Si la notion d’intégration est délaissée, c’est au profit notamment de cette mobilité, elle-même renvoyant au concept de transnationalisme qui fait florès aujourd’hui. Pour autant, Gunhild Odden souhaite conserver un regard critique sur ce concept qui minimise, voire occulte, le rôle de l’État. Enfin, l’auteure se propose de rentrer dans la mobilité par le biais de la sociologie urbaine - dans le droit fil de l’École de Chicago dont elle se revendique l’héritière - via trois domaines : le commerce ethnique, ce qu’elle appelle la scène instituée (les associations susceptibles d’aider les immigrés) et la scène nocturne (qui concernera essentiellement les étudiants étrangers). Ce qui intéresse l’auteure, c’est finalement moins les processus déterministes et explicatifs de l’immigration tels qu’ils ont été magistralement dévoilés par Abdelmalek Sayad, mais plutôt le vécu de ces immigrés en étudiant leur projet migratoire.
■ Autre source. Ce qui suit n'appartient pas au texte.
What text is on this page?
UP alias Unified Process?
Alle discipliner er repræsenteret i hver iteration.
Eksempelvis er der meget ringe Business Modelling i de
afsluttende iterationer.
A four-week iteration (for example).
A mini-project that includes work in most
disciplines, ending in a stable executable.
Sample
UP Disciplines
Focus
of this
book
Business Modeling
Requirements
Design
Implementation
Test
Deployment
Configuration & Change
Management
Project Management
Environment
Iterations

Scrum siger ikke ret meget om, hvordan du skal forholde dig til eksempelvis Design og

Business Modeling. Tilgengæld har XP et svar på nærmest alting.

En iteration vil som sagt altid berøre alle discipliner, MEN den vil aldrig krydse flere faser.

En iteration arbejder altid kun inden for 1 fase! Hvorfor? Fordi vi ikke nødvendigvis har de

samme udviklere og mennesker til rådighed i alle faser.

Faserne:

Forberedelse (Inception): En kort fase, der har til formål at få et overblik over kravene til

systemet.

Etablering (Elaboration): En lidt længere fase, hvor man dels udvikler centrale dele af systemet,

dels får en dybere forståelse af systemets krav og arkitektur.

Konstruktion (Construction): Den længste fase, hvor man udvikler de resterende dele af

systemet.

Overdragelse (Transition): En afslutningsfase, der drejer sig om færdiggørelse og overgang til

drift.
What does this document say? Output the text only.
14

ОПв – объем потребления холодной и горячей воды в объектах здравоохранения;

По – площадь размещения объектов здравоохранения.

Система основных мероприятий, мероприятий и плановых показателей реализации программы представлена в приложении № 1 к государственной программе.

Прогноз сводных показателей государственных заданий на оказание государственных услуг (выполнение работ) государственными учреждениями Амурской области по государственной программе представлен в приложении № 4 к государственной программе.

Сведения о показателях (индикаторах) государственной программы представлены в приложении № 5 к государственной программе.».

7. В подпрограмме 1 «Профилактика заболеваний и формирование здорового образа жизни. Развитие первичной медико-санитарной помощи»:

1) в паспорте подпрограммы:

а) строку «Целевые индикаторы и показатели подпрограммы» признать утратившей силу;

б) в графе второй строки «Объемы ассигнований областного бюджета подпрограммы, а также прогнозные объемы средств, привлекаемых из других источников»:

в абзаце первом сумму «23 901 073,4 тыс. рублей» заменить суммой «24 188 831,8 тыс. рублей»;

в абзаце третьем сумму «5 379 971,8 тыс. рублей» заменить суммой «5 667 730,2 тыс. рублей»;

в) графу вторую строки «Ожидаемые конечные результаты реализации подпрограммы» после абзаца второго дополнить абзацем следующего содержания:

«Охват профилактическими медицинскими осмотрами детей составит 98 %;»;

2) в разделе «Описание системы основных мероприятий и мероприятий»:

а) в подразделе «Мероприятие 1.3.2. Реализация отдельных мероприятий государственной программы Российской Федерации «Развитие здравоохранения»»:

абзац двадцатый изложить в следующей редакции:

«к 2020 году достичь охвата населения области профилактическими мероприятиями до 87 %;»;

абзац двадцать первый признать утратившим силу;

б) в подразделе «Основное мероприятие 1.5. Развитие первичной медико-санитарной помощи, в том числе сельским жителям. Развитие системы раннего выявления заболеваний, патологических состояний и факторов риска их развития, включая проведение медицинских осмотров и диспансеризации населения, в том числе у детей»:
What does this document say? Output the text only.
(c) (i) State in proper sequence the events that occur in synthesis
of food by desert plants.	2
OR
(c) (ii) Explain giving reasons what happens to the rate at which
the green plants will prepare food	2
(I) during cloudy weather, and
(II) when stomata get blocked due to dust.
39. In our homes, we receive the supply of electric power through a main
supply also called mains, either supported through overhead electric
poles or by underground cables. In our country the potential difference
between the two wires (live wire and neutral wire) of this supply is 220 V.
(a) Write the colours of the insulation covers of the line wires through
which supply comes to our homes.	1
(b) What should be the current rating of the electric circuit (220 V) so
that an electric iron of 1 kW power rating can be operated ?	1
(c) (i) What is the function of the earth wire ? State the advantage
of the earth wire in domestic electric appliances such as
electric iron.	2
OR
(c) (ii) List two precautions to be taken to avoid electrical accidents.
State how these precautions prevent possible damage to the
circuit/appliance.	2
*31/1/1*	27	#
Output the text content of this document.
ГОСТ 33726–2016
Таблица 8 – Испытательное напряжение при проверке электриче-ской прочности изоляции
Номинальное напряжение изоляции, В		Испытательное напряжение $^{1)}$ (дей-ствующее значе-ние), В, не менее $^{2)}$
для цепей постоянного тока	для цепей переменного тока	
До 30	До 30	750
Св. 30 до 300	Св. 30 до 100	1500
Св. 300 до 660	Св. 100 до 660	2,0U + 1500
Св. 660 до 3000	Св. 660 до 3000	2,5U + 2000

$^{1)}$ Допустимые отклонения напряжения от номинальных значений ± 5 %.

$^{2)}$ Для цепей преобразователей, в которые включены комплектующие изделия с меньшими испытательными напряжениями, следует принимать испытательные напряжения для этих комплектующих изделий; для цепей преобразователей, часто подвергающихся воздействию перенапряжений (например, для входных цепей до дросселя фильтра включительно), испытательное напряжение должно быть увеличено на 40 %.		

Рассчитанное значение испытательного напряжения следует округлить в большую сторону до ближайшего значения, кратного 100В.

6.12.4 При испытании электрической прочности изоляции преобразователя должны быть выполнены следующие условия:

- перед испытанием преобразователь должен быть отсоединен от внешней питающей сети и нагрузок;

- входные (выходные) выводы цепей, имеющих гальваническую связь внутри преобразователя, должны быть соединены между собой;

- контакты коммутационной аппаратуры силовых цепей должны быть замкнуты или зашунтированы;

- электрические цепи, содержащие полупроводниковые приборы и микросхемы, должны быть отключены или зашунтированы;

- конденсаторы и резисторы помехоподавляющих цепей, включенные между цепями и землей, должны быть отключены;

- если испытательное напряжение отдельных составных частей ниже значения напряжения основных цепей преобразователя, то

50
Le premier chapitre rediscute les notions théoriques présentées dans l’introduction et en ajoute quelques-unes. En reprenant les écrits de Jean-Michel Lafleur, elle constate que ce concept de transnationalisme reste très discuté, notamment parce qu’il aurait tendance à définir « tout phénomène migratoire contemporain comme transnational » (page 23). L’auteure reste donc prudente sur tous les concepts qu’elle avance en reconnaissant que leur attrait est de privilégier une approche dynamique des migrations, davantage (selon elle) que le terme d’intégration. L’auteure passe un peu vite sur ces affirmations qui resteraient à démontrer.
Les travaux d’Alain Tarrius sont largement sollicités, ce qui permet à l’auteur d’affiner son positionnement théorique : « La démarche de Tarrius est compréhensive et attribue aux migrants des compétences et initiatives » (page 28). La dernière notion à laquelle se réfère l’auteure est celle des réseaux, et notamment des réseaux aux liens dits « faibles », pour démontrer que les réseaux migratoires ne sont pas des réseaux fermés ni exclusifs. On comprend que la population de cette enquête sera, de prime abord, focalisée sur les étudiants étrangers de Salamanque, sans doute la ville espagnole qui en accueille le plus. Ce chapitre se conclut sur une réserve, en constatant que « si les travaux sur les dites nouvelles migrations ont permis d’aborder les migrations autrement (dépassement de l’approche des migrations ordonnées des années 1970), on peut toutefois se demander si ces recherches n’ont pas tendance à survaloriser la position du migrant » (page 45).
Le chapitre deux nous présente la méthodologie adoptée qui prévaudra dans l’enquête, essentiellement qualitative. À côté des étudiants étrangers, la population d’enquête sera constituée des Sénégalais installés dans cette ville. Là encore, quand certains sociologues évitent de nous parler de leur terrain, Gunhild Odden n’hésite pas à l’évoquer, à travers notamment son rôle parfois difficile ; elle-même étant étudiante étrangère à Salamanque, elle doit parfois se justifier auprès de ses différents interlocuteurs. On apprend que les étudiants étrangers restent associés une sorte de dilettantisme qui les distingue fondamentalement des autres migrants. Toute cette partie méthodologique est stimulante car elle reste souvent le ’trou noir’ des sociologues. Enfin, l’idée d’étudier ce ’mélange’ de population étrangère de Salamanque est atypique même si elle apparaît un peu risquée (nous y reviendrons en conclusion).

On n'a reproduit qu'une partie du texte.